Find non-zero scalars $\alpha ,\beta $ such that for all vectors a and b, $\alpha (2a - b) - \beta (a + 2b) = 4a - b$
$
  {\text{A}}{\text{. }}\alpha = \dfrac{7}{3},\beta = \dfrac{{ - 2}}{3} \\
  {\text{B}}{\text{. }}\alpha = \dfrac{{ - 7}}{3},\beta = \dfrac{2}{3} \\
  {\text{C}}{\text{. }}\alpha = \dfrac{9}{5},\beta = \dfrac{{ - 2}}{5} \\
  {\text{D}}{\text{. }}\alpha = \dfrac{9}{5},\beta = \dfrac{2}{3} \\
 $

Answer 1

Hint- A quantity having magnitude as well as direction is known as a vector necessary for finding the position of one point in space with respect to others. Vectors are represented by a symbol \[ \to \]that determines the direction and magnitude of a quantity.
A quantity only having magnitude but not direction is known as a scalar quantity.

Non-zero vectors are the vectors whose value is not zero. When a non-zero scalar is multiplied by a zero vector the result is zero.
In the given question coefficients of the equation are in the form of $\alpha ,\beta $and now we have to resolve the equation in the coefficient of a and b by equating the coefficient where equating of the coefficient is the way of solving a function equation of two expressions.
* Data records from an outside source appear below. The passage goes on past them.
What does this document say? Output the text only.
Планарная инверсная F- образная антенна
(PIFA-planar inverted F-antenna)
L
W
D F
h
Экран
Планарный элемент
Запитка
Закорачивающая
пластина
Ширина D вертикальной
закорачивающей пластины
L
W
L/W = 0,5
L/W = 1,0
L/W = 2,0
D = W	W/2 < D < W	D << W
Complete step by step solution:
For the equation $\alpha (2a - b) - \beta (a + 2b) = 4a - b$, simplifying the equation and comparing the coefficients will result in the value of the non-zero scalars $\alpha ,\beta $.
$
  \alpha (2a - b) - \beta (a + 2b) = 4a - b \\
  2a\alpha - b\alpha - a\beta - 2b\beta = 4a - b \\
  a(2\alpha - \beta ) - b(\alpha + 2\beta ) = 4a - b \\
 $

Now comparing the coefficients of a and b, we get:
$2\alpha - \beta = 4{\text{ and, }}\alpha + 2\beta = 1$

Substitute $\beta = 2\alpha - 4$ in the equation $\alpha + 2\beta = 1$ to determine the values of $\alpha $ we get:
$
  \alpha + 2\beta = 1 \\
  \alpha + 2(2\alpha - 4) = 1 \\
  \alpha + 4\alpha - 8 = 1 \\
  5\alpha = 9 \\
  \alpha = \dfrac{9}{5} \\
 $

Again, substitute $\alpha = \dfrac{9}{5}$ in the equation $\beta = 2\alpha - 4$to determine the value of $\beta $ we get:
$
  \beta = 2\alpha - 4 \\
   = 2\left( {\dfrac{9}{5}} \right) - 4 \\
   = \dfrac{{18}}{5} - 4 \\
   = \dfrac{{18 - 20}}{5} \\
   = \dfrac{{ - 2}}{5} \\
 $

Hence, the value of $\alpha = \dfrac{9}{5}{\text{ and, }}\beta = \dfrac{{ - 2}}{5}$ such that for all vectors a and b, $\alpha (2a - b) - \beta (a + 2b) = 4a - b$.
Option C is correct.

Note: As the question is asking for the value of $\alpha ,\beta $, the given equation needs to be resolved in the form of a and b by equating the coefficient in the expression.